There is also an anomalous Hall effect in ferromagnetic materials for which relativistic effects lead to an additional contribution to the resistance. Spin‑orbit coupling can give rise to skew scattering, caused by the inherent right‑left asymmetry experienced by electrons in a ferromagnet, in which the spins are polarized.

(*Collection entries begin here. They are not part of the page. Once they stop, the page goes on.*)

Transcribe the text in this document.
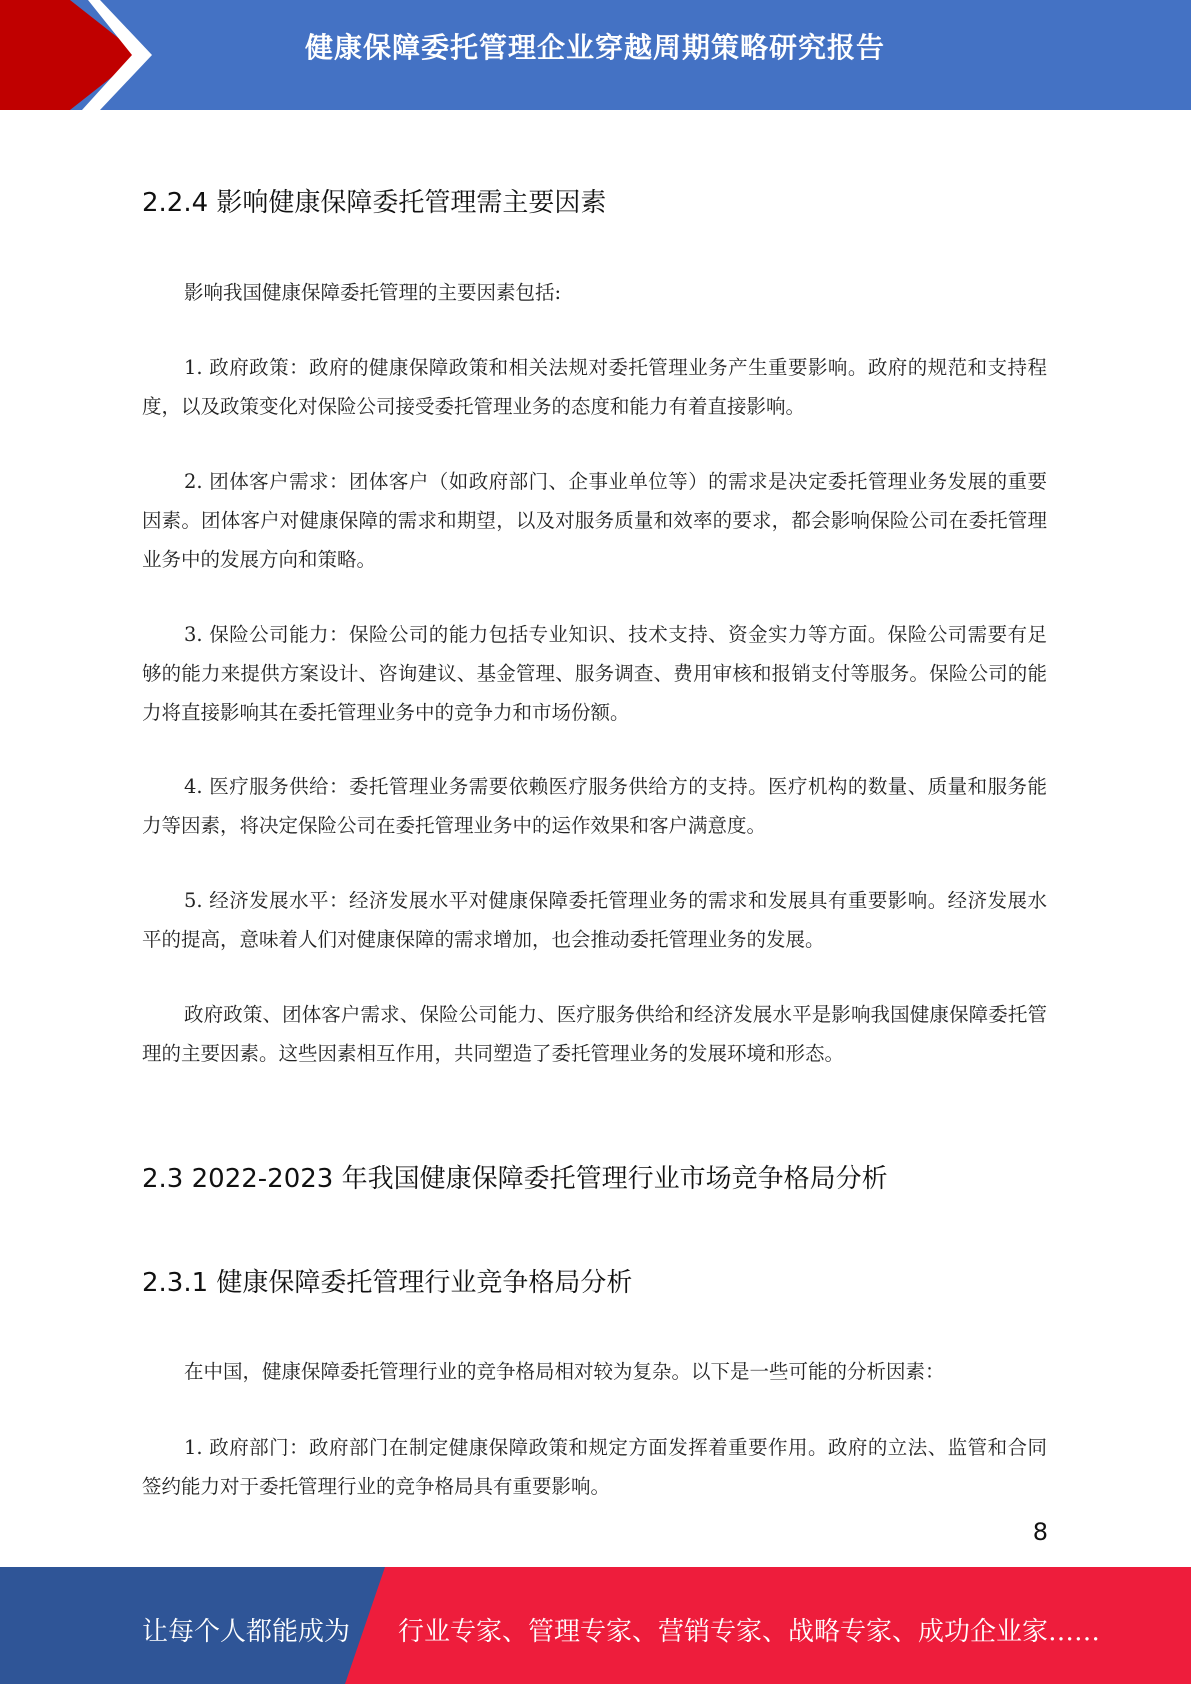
健康保障委托管理企业穿越周期策略研究报告
2.2.4 影响健康保障委托管理需主要因素
影响我国健康保障委托管理的主要因素包括:
1. 政府政策：政府的健康保障政策和相关法规对委托管理业务产生重要影响。政府的规范和支持程度，以及政策变化对保险公司接受委托管理业务的态度和能力有着直接影响。
2. 团体客户需求：团体客户（如政府部门、企事业单位等）的需求是决定委托管理业务发展的重要因素。团体客户对健康保障的需求和期望，以及对服务质量和效率的要求，都会影响保险公司在委托管理业务中的发展方向和策略。
3. 保险公司能力：保险公司的能力包括专业知识、技术支持、资金实力等方面。保险公司需要有足够的能力来提供方案设计、咨询建议、基金管理、服务调查、费用审核和报销支付等服务。保险公司的能力将直接影响其在委托管理业务中的竞争力和市场份额。
4. 医疗服务供给：委托管理业务需要依赖医疗服务供给方的支持。医疗机构的数量、质量和服务能力等因素，将决定保险公司在委托管理业务中的运作效果和客户满意度。
5. 经济发展水平：经济发展水平对健康保障委托管理业务的需求和发展具有重要影响。经济发展水平的提高，意味着人们对健康保障的需求增加，也会推动委托管理业务的发展。
政府政策、团体客户需求、保险公司能力、医疗服务供给和经济发展水平是影响我国健康保障委托管理的主要因素。这些因素相互作用，共同塑造了委托管理业务的发展环境和形态。
2.3 2022-2023 年我国健康保障委托管理行业市场竞争格局分析
2.3.1 健康保障委托管理行业竞争格局分析
在中国，健康保障委托管理行业的竞争格局相对较为复杂。以下是一些可能的分析因素：
1. 政府部门：政府部门在制定健康保障政策和规定方面发挥着重要作用。政府的立法、监管和合同签约能力对于委托管理行业的竞争格局具有重要影响。
8
让每个人都能成为 行业专家、管理专家、营销专家、战略专家、成功企业家……
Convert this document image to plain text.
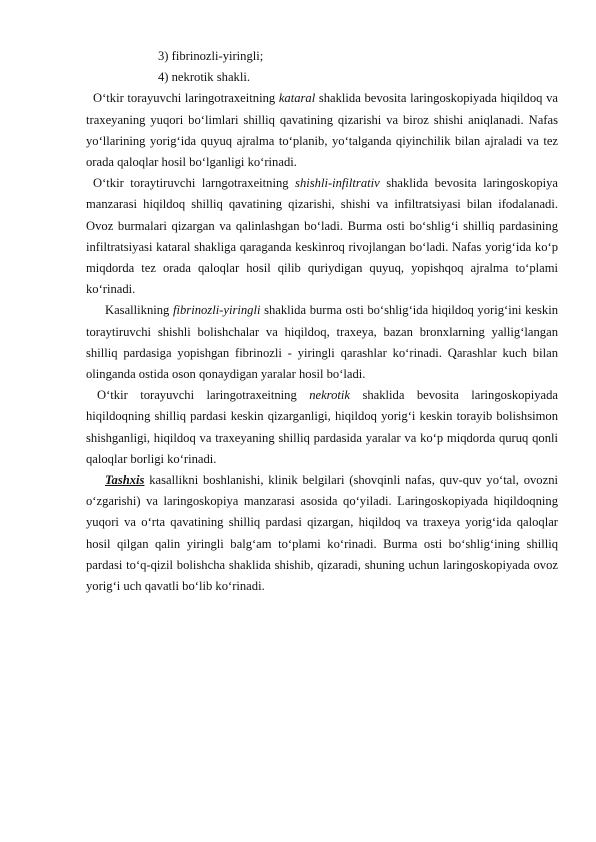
3) fibrinozli-yiringli;
4) nekrotik shakli.

O‘tkir torayuvchi laringotraxeitning kataral shaklida bevosita laringoskopiyada hiqildoq va traxeyaning yuqori bo‘limlari shilliq qavatining qizarishi va biroz shishi aniqlanadi. Nafas yo‘llarining yorig‘ida quyuq ajralma to‘planib, yo‘talganda qiyinchilik bilan ajraladi va tez orada qaloqlar hosil bo‘lganligi ko‘rinadi.

O‘tkir toraytiruvchi larngotraxeitning shishli-infiltrativ shaklida bevosita laringoskopiya manzarasi hiqildoq shilliq qavatining qizarishi, shishi va infiltratsiyasi bilan ifodalanadi. Ovoz burmalari qizargan va qalinlashgan bo‘ladi. Burma osti bo‘shlig‘i shilliq pardasining infiltratsiyasi kataral shakliga qaraganda keskinroq rivojlangan bo‘ladi. Nafas yorig‘ida ko‘p miqdorda tez orada qaloqlar hosil qilib quriydigan quyuq, yopishqoq ajralma to‘plami ko‘rinadi.

Kasallikning fibrinozli-yiringli shaklida burma osti bo‘shlig‘ida hiqildoq yorig‘ini keskin toraytiruvchi shishli bolishchalar va hiqildoq, traxeya, bazan bronxlarning yallig‘langan shilliq pardasiga yopishgan fibrinozli - yiringli qarashlar ko‘rinadi. Qarashlar kuch bilan olinganda ostida oson qonaydigan yaralar hosil bo‘ladi.

O‘tkir torayuvchi laringotraxeitning nekrotik shaklida bevosita laringoskopiyada hiqildoqning shilliq pardasi keskin qizarganligi, hiqildoq yorig‘i keskin torayib bolishsimon shishganligi, hiqildoq va traxeyaning shilliq pardasida yaralar va ko‘p miqdorda quruq qonli qaloqlar borligi ko‘rinadi.

Tashxis kasallikni boshlanishi, klinik belgilari (shovqinli nafas, quv-quv yo‘tal, ovozni o‘zgarishi) va laringoskopiya manzarasi asosida qo‘yiladi. Laringoskopiyada hiqildoqning yuqori va o‘rta qavatining shilliq pardasi qizargan, hiqildoq va traxeya yorig‘ida qaloqlar hosil qilgan qalin yiringli balg‘am to‘plami ko‘rinadi. Burma osti bo‘shlig‘ining shilliq pardasi to‘q-qizil bolishcha shaklida shishib, qizaradi, shuning uchun laringoskopiyada ovoz yorig‘i uch qavatli bo‘lib ko‘rinadi.
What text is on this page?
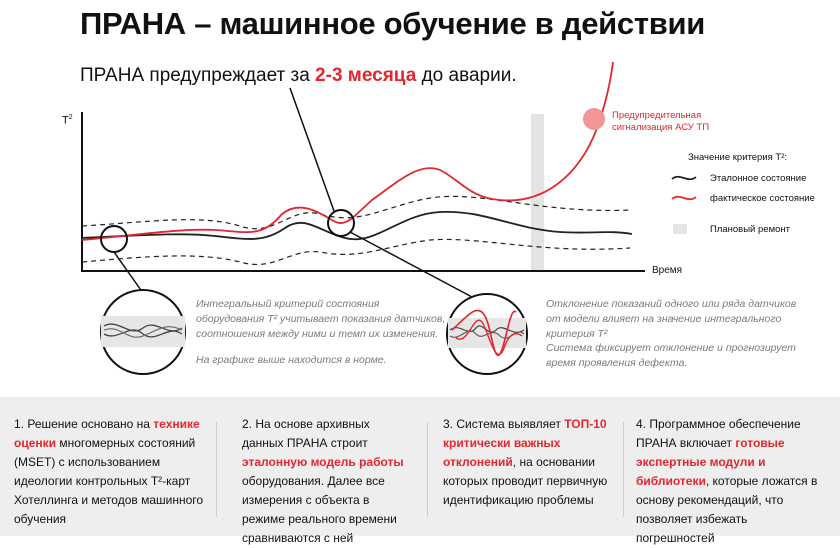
ПРАНА – машинное обучение в действии
ПРАНА предупреждает за 2-3 месяца до аварии.
$T^2$
Время
Предупредительная сигнализация АСУ ТП
Значение критерия T²:
Эталонное состояние
фактическое состояние
Плановый ремонт
Интегральный критерий состояния оборудования T² учитывает показания датчиков, соотношения между ними и темп их изменения.
На графике выше находится в норме.
Отклонение показаний одного или ряда датчиков от модели влияет на значение интегрального критерия T²
Система фиксирует отклонение и прогнозирует время проявления дефекта.
1. Решение основано на технике оценки многомерных состояний (MSET) с использованием идеологии контрольных T²-карт Хотеллинга и методов машинного обучения
2. На основе архивных данных ПРАНА строит эталонную модель работы оборудования. Далее все измерения с объекта в режиме реального времени сравниваются с ней
3. Система выявляет ТОП-10 критически важных отклонений, на основании которых проводит первичную идентификацию проблемы
4. Программное обеспечение ПРАНА включает готовые экспертные модули и библиотеки, которые ложатся в основу рекомендаций, что позволяет избежать погрешностей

The spin Hall effect may have a similar origin.

Now, Takeshi Seki and co‑workers at the Institute for Materials Research, Tohoku University, Sendai, CREST, Japan Science and Technology Agency, Tokyo, the National Institute of Advanced Industrial Science and Technology, Tsukuba, and Graduate School of Engineering, Tohoku University, Sendai, Japan report the largest spin Hall effect observed to­‑date.1

Fig. 1: A schematic diagram showing the FePt injector (magnetized along M) and Au Hall cross (with voltage difference V).

In addition to the anomalous Hall effect that gives rise to a local Hall effect, the researchers also measured the spin Hall effect and the inverse spin Hall effect—which is the transverse charge current induced by the spin current. The authors used a multi‑terminal device with a magnetic FePt spin injector and a non‑magnetic gold Hall cross (Fig. 1).

In one configuration, polarized spin current was injected by the FePt injector, which was deflected in the gold Hall cross, leading to the inverse spin Hall effect. Alternatively, the injector acts as a detector for the spin‑dependent electrochemical potentials in gold as a result of the direct spin Hall effect.

The resulting (inverse) spin Hall resistance of 2.9 mW was ten times greater than previous reports, which was attributed to skew‑scattering effects in gold. As for the implications of this giant spin Hall effect, the authors believe that it may lead to, “new spintronic devices, such as a magnetic noise‑free reader for data storage and a spin Hall effect‑based logic circuit.”